I'm considering using Haskell to develop for a little commercial project. The program must be internationalized (to Simplified Chinese, to be specific), and my customer requests that it should be delivered in a one-click Windows Installer form. So basically these are the two problems I'm facing now:
I18n of Haskell programs: the method described in Internationalization of Haskell programs did work (partially) if I change the command of executing the program from LOCALE=zh_CN.UTF-8 ./Main to LANG=zh_CN.UTF-8 ./Main (I'm working on Ubuntu 10.10), however, the Chinese output is garbled, and I've no idea why is that.

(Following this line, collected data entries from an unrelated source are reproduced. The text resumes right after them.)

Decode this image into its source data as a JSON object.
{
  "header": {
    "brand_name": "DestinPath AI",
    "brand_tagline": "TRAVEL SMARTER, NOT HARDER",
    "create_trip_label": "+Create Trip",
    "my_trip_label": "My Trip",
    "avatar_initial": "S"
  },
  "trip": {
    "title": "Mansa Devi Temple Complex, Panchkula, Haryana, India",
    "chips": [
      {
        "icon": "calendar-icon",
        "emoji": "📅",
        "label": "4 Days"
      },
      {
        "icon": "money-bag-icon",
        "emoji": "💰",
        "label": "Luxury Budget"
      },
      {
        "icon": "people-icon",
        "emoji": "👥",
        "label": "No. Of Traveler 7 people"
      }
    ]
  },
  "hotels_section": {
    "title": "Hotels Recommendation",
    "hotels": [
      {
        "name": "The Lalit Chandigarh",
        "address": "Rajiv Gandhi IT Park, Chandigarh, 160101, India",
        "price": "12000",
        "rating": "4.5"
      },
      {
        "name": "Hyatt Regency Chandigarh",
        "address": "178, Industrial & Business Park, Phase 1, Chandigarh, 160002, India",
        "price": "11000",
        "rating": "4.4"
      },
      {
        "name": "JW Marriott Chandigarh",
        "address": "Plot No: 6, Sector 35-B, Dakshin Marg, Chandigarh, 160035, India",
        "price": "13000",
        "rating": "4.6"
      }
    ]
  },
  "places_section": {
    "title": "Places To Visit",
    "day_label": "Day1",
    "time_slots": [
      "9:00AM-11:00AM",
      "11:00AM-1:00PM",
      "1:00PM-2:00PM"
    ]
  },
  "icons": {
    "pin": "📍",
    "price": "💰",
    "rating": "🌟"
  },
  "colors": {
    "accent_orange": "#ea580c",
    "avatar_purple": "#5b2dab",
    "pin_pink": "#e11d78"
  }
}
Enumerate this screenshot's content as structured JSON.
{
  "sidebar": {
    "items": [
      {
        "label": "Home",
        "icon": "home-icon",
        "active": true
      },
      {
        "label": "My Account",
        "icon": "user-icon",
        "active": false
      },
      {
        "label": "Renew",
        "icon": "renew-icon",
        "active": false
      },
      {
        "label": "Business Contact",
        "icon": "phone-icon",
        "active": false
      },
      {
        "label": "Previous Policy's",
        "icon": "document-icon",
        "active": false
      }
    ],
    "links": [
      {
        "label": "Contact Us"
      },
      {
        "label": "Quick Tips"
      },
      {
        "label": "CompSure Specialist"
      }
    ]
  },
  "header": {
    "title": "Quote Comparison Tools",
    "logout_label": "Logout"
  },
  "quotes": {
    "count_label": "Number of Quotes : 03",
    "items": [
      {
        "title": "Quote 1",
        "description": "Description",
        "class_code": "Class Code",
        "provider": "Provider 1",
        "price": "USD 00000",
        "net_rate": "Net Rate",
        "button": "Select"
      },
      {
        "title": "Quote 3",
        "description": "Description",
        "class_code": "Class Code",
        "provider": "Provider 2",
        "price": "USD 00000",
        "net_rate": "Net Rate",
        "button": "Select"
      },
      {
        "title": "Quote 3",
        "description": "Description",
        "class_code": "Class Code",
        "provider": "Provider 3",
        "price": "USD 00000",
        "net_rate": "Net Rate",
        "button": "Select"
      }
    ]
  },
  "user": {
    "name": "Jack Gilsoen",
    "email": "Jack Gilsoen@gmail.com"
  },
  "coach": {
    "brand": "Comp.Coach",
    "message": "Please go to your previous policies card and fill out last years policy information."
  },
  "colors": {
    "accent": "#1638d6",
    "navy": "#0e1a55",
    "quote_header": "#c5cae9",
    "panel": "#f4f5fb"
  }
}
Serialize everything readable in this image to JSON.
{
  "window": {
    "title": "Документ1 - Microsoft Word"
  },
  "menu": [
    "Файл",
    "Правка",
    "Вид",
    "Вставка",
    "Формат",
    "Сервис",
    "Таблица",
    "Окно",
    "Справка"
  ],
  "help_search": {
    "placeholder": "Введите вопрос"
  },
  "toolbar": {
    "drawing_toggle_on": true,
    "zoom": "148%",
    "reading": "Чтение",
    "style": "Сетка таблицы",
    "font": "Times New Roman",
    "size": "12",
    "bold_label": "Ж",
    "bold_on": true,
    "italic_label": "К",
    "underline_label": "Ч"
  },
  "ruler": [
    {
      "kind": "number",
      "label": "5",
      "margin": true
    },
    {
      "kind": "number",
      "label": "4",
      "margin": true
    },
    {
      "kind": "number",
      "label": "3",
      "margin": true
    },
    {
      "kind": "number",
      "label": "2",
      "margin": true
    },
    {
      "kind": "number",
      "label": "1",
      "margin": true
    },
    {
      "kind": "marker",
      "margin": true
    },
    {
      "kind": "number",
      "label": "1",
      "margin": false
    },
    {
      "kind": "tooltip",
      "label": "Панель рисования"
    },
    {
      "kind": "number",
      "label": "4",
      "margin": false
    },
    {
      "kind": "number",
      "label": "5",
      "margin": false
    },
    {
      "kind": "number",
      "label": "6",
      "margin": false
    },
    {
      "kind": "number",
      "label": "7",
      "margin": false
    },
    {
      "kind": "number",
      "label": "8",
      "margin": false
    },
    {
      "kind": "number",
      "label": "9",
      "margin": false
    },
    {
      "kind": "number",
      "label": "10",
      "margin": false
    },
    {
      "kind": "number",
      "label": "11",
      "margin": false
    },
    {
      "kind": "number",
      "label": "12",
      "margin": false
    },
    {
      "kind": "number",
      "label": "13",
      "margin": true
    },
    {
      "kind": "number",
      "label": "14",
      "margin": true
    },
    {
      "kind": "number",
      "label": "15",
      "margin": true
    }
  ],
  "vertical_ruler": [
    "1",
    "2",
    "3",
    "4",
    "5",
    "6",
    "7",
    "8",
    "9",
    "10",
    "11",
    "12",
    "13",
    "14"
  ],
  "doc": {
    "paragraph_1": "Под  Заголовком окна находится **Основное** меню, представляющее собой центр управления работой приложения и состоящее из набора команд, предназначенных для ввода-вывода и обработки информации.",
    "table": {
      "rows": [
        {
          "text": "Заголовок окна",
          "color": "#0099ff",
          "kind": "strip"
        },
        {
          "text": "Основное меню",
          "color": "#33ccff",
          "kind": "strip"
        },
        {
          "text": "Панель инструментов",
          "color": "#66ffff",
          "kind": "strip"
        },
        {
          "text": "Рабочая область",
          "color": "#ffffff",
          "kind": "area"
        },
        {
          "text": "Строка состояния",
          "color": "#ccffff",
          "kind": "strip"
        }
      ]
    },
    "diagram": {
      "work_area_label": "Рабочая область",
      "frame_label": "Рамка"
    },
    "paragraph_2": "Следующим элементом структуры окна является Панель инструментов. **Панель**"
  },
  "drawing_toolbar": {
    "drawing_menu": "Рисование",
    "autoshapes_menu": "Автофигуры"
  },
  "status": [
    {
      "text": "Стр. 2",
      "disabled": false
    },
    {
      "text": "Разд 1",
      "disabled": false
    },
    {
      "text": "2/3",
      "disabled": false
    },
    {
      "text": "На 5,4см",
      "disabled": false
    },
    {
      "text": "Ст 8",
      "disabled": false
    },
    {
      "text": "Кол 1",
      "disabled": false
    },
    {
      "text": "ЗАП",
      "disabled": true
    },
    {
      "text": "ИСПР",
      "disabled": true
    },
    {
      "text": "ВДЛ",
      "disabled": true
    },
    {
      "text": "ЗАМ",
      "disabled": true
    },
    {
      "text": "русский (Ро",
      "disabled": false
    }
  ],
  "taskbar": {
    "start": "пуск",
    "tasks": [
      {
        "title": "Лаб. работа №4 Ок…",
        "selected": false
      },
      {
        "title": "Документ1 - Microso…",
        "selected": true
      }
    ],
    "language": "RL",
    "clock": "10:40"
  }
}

Distribution on Windows: I'm used to work under Linux and build & package my Haskell programs using Cabal, but what is the most natural way to create a one-click Windows Installer from a cabalized Haskell package? Is the package bamse the right way to go?
------ Details for the first problem ------
What I did was:
$ hgettext -k __ -o messages.pot Main.hs
$ msginit --input=messages.pot --locale=zh_CN.UTF-8
(Edit the zh_CN.po file, adding Chinese translation)
$ mkdir -p zh_CN/LC_MESSAGES
$ msgfmt --output-file=zh_CN/LC_MESSAGES/hello.mo zh_CN.po
$ ghc --make Main.hs
$ LANG=zh_CN.UTF-8 ./Main
And the output was like:
This indicates gettext is actually working, but for some reason the generated zh_CN.mo file is broken (my guess). I'm pretty sure my zh_CN.po file is encoded in UTF-8. Plus, aside from using System.IO.putStrLn, I also tried System.IO.UTF8.putStrLn to output the string, which didn't work either.